Key Decisions Made at the Annual General Meeting
Today, an informative Annual General Meeting took place, where several significant resolutions were made that showcase the company's ongoing commitment to growth and innovation.
Company Reports and Financial Approvals
The Board of Directors presented their annual report, which was carefully reviewed and approved.
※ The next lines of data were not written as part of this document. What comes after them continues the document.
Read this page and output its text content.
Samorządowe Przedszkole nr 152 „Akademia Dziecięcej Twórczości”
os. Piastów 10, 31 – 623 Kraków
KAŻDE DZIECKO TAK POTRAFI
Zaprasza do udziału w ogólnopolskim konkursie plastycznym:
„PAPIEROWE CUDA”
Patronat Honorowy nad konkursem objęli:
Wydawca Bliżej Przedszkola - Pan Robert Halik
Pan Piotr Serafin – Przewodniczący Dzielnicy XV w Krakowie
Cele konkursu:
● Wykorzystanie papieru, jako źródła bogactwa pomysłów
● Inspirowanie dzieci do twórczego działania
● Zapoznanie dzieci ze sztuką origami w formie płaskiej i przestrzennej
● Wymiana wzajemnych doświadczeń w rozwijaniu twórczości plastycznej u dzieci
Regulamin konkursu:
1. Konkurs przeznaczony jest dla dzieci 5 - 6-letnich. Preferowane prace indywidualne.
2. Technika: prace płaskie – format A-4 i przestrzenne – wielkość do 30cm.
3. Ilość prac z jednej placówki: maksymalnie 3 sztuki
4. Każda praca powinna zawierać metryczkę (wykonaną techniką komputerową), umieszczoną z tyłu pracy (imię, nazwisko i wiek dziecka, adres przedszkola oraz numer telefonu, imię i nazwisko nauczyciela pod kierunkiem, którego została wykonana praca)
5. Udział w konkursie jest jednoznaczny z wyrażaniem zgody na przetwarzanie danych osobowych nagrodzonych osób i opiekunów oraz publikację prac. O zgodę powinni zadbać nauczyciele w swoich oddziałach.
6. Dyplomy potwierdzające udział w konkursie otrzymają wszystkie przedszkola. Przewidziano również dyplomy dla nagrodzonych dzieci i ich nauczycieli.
The company’s audited annual report for the financial year 2024/25 was also sanctioned, leading to the discharge of both the Executive Management Board and Board of Directors, reflecting their effective governance.
In alignment with prudent financial management, the general meeting concluded that no dividends would be disbursed this year, opting instead to reinvest profits into the company's future prospects, aiming for sustainable success.
Remuneration and Policy Updates
Another vital part of the meeting was the approval of the remuneration report for 2024/25, reinforcing transparency and accountability in the company's compensation policies.
The Board proposed several noteworthy measures that the meeting adopted:
Updates to the Remuneration Policy
The updated remuneration policy was approved, aligning employee incentives with the company’s strategic goals to drive performance.
Acquisition of Treasury Shares
The authorization was renewed for the Board of Directors to buy back up to 10% of the company’s share capital, ensuring that growth can be sustainably managed while providing value to shareholders.
Changes to Articles of Association
Significant amendments were made to the company's articles of association, including a plan to increase the share capital and allowing flexibility in conducting meetings in English or Danish, ensuring inclusivity for international stakeholders.
Board Elections and Appointments
Among the board members re-elected were Juha Christen Christensen, Albert Bensoussan, Jesper Jarlbæk, Anders Colding Friis, and Tuula Rytilä. Additionally, Nancy Liu has joined the Board, contributing her expertise to the leadership team.
The accounting firm Deloitte Statsautoriseret Revisionspartnerselskab was selected as the company’s auditors, responsible for both financial and sustainability reporting, reflecting the increasing importance of transparency in these areas.
Constitution of the Board
Post-meeting, the Board of Directors constituted itself, with Juha Christen Christensen taking on the role of Chair and Albert Bensoussan as Vice Chair, setting the stage for effective leadership moving forward.
Contact Information
For any inquiries regarding the meeting or the resolutions passed, stakeholders can reach out to:
Cristina Rønde Hefting
Investor Relations
Phone: +45 4153 7303
Marie Elbæk
Global Corporate Media Relations Lead
Phone: +45 6021 2542
Frequently Asked Questions
What were the main results of the Annual General Meeting?
The meeting approved the annual report, remuneration report, and various updates to company policy while deciding not to pay dividends this year.
Who were the new appointments made during the meeting?
Nancy Liu was elected as a new member of the Board of Directors.
Why was no dividend paid this year?
To prioritize reinvestment of profits back into the company for sustainable growth.
What changes were made to the articles of association?
The changes included the flexibility for meetings to be conducted in English or Danish and steps to potentially increase the company's share capital.
Who is responsible for the company's auditing?
Deloitte Statsautoriseret Revisionspartnerselskab was chosen as the auditors for both financial and sustainability reporting.